Kempas is a rather solid type of hardwood originating from Indonesia and Malaysia that is often used for flooring. Its botanical name is Koompassia malaccensis.

How hard is it?

Kempas rates 1710 on the Janka hardness scale. This makes it harder than maple, white oak, and ash, but slightly softer than pecan or Brazilian cherry.

Translated, this means that kempas is in the moderately-hard range for hardwood. If this helps you formulate a picture, it is also used for railroad ties and cabinetry. Keep in mind, though, that hardness is not everything. Hard flooring is more difficult to install and, naturally, more expensive.

What color is it?

Kempas begins as a reddish- or pinkish-brown and, with finishing, darkens to a deeper red-brown. From a distance, finished kempas looks almost like certain types of ordinary hardwoods, even red oak. Yet upon closer examination, it does prove to have an attractive coarse-grained look with a medium interlocking grain.

Controversial Aspects

Kempas has become trendy lately. Not that trendy by itself is a bad thing, but here are a few downsides to this flooring:

  • Difficult to Work With - Flooring installers report that this wood is hard to cut, hard to nail. In other words, you may have floor installers who hesitate at working with kempas or who may add a surcharge. In fact, it is often recommended that installers pre-bore it before nailing--a time-consuming process.
  • Durability - With a Janka rating of over 1,700 you would think that it would last forever. Yet its durability leaves something to be desired. That's why it is usually heavily treated with preservative. The good side of this is that it takes well to preservatives.
  • Acidity - Kempas has a high level of acidity which can degrade metals.


In terms of cost, kempas is about in line with other types of high-grade hardwood flooring. For solid kempas, you might expect to pay in the range of $9 to $10 per square foot. For engineered wood kempas flooring, you will pay slightly more, around $10 to $11 per square foot.

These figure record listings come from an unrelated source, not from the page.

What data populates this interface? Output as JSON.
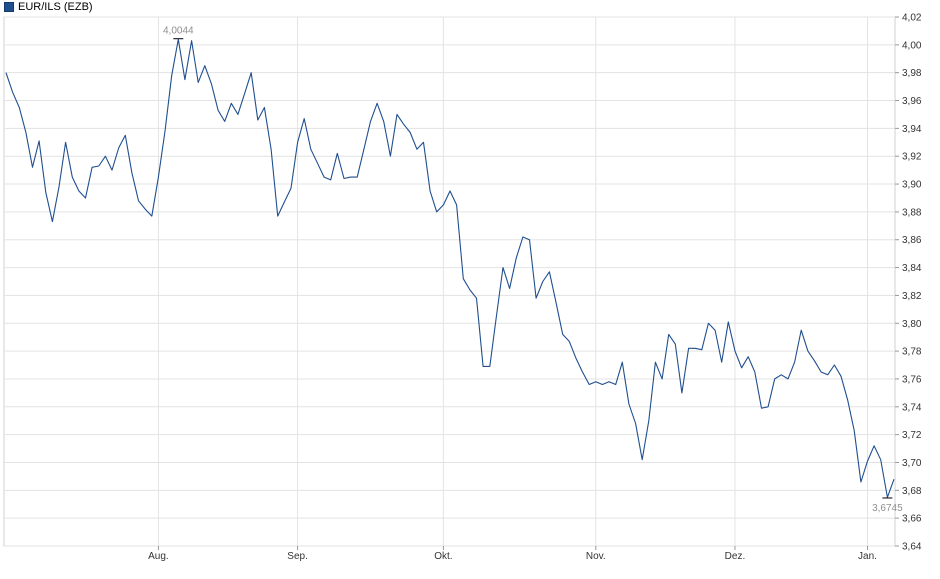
{
  "legend": {
    "label": "EUR/ILS (EZB)",
    "color": "#1f4f8f"
  },
  "chart_data": {
    "type": "line",
    "title": "",
    "series": [
      {
        "name": "EUR/ILS (EZB)",
        "color": "#1f4f8f",
        "values": [
          3.98,
          3.966,
          3.955,
          3.937,
          3.912,
          3.931,
          3.894,
          3.873,
          3.898,
          3.93,
          3.905,
          3.895,
          3.89,
          3.912,
          3.913,
          3.92,
          3.91,
          3.926,
          3.935,
          3.908,
          3.888,
          3.882,
          3.877,
          3.905,
          3.938,
          3.978,
          4.004,
          3.975,
          4.003,
          3.973,
          3.985,
          3.972,
          3.953,
          3.945,
          3.958,
          3.95,
          3.965,
          3.98,
          3.946,
          3.955,
          3.925,
          3.877,
          3.887,
          3.897,
          3.93,
          3.947,
          3.925,
          3.915,
          3.905,
          3.903,
          3.922,
          3.904,
          3.905,
          3.905,
          3.925,
          3.945,
          3.958,
          3.945,
          3.92,
          3.95,
          3.943,
          3.937,
          3.925,
          3.93,
          3.895,
          3.88,
          3.885,
          3.895,
          3.885,
          3.832,
          3.824,
          3.818,
          3.769,
          3.769,
          3.805,
          3.84,
          3.825,
          3.847,
          3.862,
          3.86,
          3.818,
          3.83,
          3.837,
          3.815,
          3.792,
          3.787,
          3.775,
          3.765,
          3.756,
          3.758,
          3.756,
          3.758,
          3.756,
          3.772,
          3.742,
          3.728,
          3.702,
          3.73,
          3.772,
          3.76,
          3.792,
          3.785,
          3.75,
          3.782,
          3.782,
          3.781,
          3.8,
          3.795,
          3.772,
          3.801,
          3.78,
          3.768,
          3.776,
          3.765,
          3.739,
          3.74,
          3.76,
          3.763,
          3.76,
          3.772,
          3.795,
          3.78,
          3.773,
          3.765,
          3.763,
          3.77,
          3.762,
          3.745,
          3.723,
          3.686,
          3.701,
          3.712,
          3.702,
          3.675,
          3.688
        ]
      }
    ],
    "x_labels": [
      "Aug.",
      "Sep.",
      "Okt.",
      "Nov.",
      "Dez.",
      "Jan."
    ],
    "x_label_indices": [
      23,
      44,
      66,
      89,
      110,
      130
    ],
    "y_ticks": [
      "3,64",
      "3,66",
      "3,68",
      "3,70",
      "3,72",
      "3,74",
      "3,76",
      "3,78",
      "3,80",
      "3,82",
      "3,84",
      "3,86",
      "3,88",
      "3,90",
      "3,92",
      "3,94",
      "3,96",
      "3,98",
      "4,00",
      "4,02"
    ],
    "ylim": [
      3.64,
      4.02
    ],
    "y_axis_side": "right",
    "grid": true,
    "annotations": [
      {
        "label": "4,0044",
        "index": 26,
        "value": 4.0044,
        "type": "max"
      },
      {
        "label": "3,6745",
        "index": 133,
        "value": 3.6745,
        "type": "min"
      }
    ]
  }
}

Manufacturers and Retailers

Kempas flooring has entered the mainstream and can be found in the inventories of most major flooring manufacturers and retailers:

  • Armstrong - Armstrong is perhaps the most prominent flooring retailer distributing kempas flooring via its Valenza Collection. Through its participation with Hartco, Armstrong has a kempas engineered flooring that yields to installation better than solid kempas.
  • Artisan Floors - Artisan is a Chicago-based flooring retailer that mainly does business online, but does have a few brick-and-mortar stores in Washington, Oregon, and California.
  • Junckers - Junckers is a reputable flooring company based in Denmark and represented in about 30 countries across the world.